Single by The Courteeners

from the album St. Jude
- Released: 31 March 2008
- Recorded: 2007
- Genre: Indie rock; post-punk revival;
- Length: 4:05
- Label: Polydor
- Songwriter: Liam Fray
- Producer: Stephen Street

The Courteeners singles chronology
| "What Took You So Long" (2008) | "Not Nineteen Forever" (2008) | "No You Didn't, No You Don't" (2008) |

= Not Nineteen Forever =

"Not Nineteen Forever" is the fourth single released by the English indie rock band The Courteeners. Taken from their debut studio album St. Jude, it was released on 31 March 2008 on a CD and two 7" singles. It reached #19 in the UK singles chart making it the highest charting Courteeners single to date. In 2013, it was used by Manchester United to celebrate their 20th Premier League title triumph. The song is featured on Pro Evolution Soccer 2010.

==Background==

The lyrics concern a conversation between a young man and his older girlfriend, who is disappointed by his wild and hedonistic behaviour that night, and she drives him for 'tea and toast'. He flirts with her in the car, but she reminds him he's only young and needs to get his life together.

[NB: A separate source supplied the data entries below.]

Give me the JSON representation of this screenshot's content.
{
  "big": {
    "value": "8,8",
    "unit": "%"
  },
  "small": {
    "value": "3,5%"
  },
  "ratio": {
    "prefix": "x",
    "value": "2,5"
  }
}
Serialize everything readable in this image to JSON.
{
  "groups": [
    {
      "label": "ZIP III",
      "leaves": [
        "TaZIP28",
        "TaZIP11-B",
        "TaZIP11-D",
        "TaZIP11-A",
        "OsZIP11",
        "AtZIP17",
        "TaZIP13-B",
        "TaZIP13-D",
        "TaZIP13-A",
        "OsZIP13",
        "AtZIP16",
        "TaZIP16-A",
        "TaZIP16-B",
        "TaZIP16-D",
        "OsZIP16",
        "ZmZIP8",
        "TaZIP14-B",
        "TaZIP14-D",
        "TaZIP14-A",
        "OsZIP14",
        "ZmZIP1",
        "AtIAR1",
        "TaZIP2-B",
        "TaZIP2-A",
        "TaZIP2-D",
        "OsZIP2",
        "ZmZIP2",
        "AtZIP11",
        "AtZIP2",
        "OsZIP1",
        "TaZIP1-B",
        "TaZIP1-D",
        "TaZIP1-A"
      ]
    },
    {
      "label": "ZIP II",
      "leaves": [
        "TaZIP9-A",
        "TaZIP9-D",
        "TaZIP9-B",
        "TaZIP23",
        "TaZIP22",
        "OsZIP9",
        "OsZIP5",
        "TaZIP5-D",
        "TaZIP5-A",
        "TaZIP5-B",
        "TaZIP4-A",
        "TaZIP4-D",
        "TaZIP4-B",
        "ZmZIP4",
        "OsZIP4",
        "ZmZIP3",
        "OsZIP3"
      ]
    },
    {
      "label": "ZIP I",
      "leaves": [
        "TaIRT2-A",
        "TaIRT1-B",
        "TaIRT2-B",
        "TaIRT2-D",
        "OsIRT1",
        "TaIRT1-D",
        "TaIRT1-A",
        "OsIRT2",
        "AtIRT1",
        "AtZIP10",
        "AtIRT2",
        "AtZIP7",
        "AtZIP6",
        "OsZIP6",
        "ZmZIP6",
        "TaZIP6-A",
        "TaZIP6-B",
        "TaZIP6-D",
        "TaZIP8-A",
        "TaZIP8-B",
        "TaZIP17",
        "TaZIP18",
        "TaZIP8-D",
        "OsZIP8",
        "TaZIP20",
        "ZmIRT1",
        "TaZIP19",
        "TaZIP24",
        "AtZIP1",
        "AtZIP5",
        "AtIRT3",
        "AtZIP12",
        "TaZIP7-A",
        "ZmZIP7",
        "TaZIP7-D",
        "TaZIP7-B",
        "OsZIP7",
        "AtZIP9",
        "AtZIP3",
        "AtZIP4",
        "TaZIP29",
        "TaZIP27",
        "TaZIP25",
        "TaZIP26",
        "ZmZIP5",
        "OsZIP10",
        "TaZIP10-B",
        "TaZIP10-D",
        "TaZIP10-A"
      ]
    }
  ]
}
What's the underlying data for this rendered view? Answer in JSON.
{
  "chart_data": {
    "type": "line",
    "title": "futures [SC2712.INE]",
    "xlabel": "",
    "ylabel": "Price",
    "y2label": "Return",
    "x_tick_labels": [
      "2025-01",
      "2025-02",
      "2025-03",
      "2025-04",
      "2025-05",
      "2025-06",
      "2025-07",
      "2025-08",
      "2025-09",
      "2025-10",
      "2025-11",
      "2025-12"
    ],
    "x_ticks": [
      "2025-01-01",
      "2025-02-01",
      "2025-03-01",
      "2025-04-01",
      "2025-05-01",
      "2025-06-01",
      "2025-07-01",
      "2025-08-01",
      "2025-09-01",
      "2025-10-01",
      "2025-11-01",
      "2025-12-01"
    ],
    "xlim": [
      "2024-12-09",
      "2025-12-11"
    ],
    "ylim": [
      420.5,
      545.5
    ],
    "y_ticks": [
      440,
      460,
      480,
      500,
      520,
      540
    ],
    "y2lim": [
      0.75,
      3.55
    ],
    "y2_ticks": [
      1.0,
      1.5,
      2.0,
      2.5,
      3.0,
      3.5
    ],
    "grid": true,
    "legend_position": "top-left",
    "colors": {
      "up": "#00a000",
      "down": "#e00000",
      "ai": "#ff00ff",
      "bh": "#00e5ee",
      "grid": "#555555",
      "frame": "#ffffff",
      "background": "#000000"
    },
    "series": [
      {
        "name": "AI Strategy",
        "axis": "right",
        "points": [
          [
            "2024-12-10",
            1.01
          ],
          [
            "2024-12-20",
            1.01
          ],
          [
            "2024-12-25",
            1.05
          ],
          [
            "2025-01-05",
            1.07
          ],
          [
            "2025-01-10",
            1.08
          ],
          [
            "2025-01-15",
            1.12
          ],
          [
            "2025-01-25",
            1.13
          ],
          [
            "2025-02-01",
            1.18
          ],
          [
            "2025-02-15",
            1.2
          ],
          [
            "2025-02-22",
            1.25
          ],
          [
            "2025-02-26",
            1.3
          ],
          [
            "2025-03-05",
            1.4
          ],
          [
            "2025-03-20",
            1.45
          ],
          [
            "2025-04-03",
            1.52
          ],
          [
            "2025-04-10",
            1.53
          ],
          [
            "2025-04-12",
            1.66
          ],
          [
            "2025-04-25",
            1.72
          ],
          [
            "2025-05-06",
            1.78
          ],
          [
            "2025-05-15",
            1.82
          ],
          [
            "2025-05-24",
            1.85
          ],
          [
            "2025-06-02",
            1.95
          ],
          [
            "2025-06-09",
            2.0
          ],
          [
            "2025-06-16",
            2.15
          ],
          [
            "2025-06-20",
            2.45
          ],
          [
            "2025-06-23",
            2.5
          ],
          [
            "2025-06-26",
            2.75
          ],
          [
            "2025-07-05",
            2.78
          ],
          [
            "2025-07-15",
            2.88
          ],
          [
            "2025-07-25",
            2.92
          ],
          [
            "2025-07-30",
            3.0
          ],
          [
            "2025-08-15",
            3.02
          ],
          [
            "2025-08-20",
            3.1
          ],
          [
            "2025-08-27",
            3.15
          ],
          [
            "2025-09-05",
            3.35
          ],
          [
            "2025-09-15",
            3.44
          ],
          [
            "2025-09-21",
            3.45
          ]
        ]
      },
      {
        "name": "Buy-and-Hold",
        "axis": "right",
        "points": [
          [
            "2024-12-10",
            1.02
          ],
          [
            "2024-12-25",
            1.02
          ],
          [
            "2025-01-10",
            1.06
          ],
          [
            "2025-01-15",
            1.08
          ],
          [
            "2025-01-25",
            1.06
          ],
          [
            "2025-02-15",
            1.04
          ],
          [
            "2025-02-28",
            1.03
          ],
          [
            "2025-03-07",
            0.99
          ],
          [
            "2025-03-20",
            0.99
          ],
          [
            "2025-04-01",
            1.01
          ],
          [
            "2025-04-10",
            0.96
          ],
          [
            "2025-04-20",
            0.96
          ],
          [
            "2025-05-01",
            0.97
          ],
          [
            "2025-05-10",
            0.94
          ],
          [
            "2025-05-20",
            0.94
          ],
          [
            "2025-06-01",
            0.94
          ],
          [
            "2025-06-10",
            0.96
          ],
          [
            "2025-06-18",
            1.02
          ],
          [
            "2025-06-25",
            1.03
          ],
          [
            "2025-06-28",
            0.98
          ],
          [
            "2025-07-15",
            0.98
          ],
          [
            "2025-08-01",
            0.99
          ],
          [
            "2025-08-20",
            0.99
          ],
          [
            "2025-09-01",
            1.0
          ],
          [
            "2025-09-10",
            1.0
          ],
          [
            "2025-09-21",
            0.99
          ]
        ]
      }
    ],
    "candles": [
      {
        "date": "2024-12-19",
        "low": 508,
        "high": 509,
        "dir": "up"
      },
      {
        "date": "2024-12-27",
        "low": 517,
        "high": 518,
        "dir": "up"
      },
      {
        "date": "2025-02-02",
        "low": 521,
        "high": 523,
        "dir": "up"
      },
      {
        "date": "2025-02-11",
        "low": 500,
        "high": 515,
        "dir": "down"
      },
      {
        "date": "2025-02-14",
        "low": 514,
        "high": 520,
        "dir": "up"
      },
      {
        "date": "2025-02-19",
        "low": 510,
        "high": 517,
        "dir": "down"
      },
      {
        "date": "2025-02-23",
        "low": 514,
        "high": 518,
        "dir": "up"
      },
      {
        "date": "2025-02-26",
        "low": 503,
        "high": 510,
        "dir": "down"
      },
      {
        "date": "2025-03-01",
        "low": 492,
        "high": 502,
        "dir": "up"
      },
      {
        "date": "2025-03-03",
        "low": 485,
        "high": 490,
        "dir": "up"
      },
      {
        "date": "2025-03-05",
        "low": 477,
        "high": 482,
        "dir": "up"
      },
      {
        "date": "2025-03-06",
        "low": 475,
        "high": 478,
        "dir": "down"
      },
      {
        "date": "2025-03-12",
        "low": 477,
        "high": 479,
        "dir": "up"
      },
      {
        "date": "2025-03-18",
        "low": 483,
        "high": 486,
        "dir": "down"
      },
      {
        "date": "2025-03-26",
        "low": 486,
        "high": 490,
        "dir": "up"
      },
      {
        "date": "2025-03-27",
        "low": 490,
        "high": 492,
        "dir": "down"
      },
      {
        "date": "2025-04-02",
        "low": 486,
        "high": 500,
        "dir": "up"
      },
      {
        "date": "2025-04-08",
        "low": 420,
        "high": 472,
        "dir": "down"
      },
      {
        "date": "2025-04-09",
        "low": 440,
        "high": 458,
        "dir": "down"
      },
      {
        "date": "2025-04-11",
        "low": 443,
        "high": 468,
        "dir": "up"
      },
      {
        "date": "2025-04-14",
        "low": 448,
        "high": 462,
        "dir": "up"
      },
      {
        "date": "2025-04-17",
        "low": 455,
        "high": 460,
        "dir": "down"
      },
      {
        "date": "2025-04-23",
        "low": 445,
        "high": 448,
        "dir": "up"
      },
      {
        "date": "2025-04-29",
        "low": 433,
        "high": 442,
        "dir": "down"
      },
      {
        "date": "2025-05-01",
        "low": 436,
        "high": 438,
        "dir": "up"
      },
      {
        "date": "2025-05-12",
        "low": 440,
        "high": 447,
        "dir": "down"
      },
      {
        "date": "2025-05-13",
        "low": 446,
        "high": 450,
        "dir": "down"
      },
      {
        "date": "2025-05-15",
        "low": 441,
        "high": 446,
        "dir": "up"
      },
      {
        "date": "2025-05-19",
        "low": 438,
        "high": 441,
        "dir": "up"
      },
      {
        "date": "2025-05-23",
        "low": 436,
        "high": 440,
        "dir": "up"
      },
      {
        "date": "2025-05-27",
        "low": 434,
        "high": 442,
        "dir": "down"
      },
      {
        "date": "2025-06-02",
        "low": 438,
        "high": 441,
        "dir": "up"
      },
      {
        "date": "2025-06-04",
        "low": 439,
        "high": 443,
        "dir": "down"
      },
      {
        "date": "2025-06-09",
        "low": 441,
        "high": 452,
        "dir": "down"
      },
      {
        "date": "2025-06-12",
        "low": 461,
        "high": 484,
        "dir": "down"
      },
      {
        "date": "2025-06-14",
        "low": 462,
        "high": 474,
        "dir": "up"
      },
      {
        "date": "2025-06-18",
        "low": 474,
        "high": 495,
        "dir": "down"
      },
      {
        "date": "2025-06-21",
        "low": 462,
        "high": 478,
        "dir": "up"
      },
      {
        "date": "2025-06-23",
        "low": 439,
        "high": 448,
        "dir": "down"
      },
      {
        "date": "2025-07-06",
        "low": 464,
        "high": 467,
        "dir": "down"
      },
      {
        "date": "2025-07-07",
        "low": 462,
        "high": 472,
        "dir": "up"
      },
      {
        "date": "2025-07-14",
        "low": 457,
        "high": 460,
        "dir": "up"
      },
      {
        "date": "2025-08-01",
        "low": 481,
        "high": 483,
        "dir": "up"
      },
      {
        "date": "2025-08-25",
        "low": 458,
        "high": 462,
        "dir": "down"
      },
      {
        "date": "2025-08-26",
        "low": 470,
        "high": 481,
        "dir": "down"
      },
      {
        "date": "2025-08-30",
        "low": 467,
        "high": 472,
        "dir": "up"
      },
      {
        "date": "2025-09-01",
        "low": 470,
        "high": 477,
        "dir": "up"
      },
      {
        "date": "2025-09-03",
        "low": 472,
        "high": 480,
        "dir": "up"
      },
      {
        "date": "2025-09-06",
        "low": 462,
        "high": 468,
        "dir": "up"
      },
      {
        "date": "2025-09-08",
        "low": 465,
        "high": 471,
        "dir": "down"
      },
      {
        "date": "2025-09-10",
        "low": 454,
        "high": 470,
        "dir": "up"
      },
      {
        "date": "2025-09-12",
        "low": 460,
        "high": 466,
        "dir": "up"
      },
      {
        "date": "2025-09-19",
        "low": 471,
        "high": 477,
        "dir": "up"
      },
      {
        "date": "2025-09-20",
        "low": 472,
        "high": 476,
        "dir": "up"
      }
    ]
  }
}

He goes out again and chases another woman, but she disappears before he can make conversation. He muses about how she probably wasn't worth chasing before understanding his girlfriend's words.

==Release==

The single was released on 31 March 2008 as both a CD single and as two alternate 7" singles. It managed to enter the UK Singles Chart at a peak of #19, making it the Courteeners' most successful single to date.

==Track listing==

- CD
1. "Not Nineteen Forever" – 4:05
2. "Smiths Disco" – 2:47

- 7" (1)
3. "Not Nineteen Forever"
4. "Trying Too Hard To Score"

- 7" (2)
5. "Not Nineteen Forever"
6. "If It Wasn't For Me" (demo)

==Charts==
===Weekly charts===

| Chart (2008) | Peak position |
|---|---|
| Scotland (OCC) | 10 |
| UK Singles (OCC) | 19 |

==Certifications==

| Region | Certification | Certified units/sales |
| United Kingdom (BPI) | 2× Platinum | 1,200,000^{‡} |
^{‡} Sales+streaming figures based on certification alone.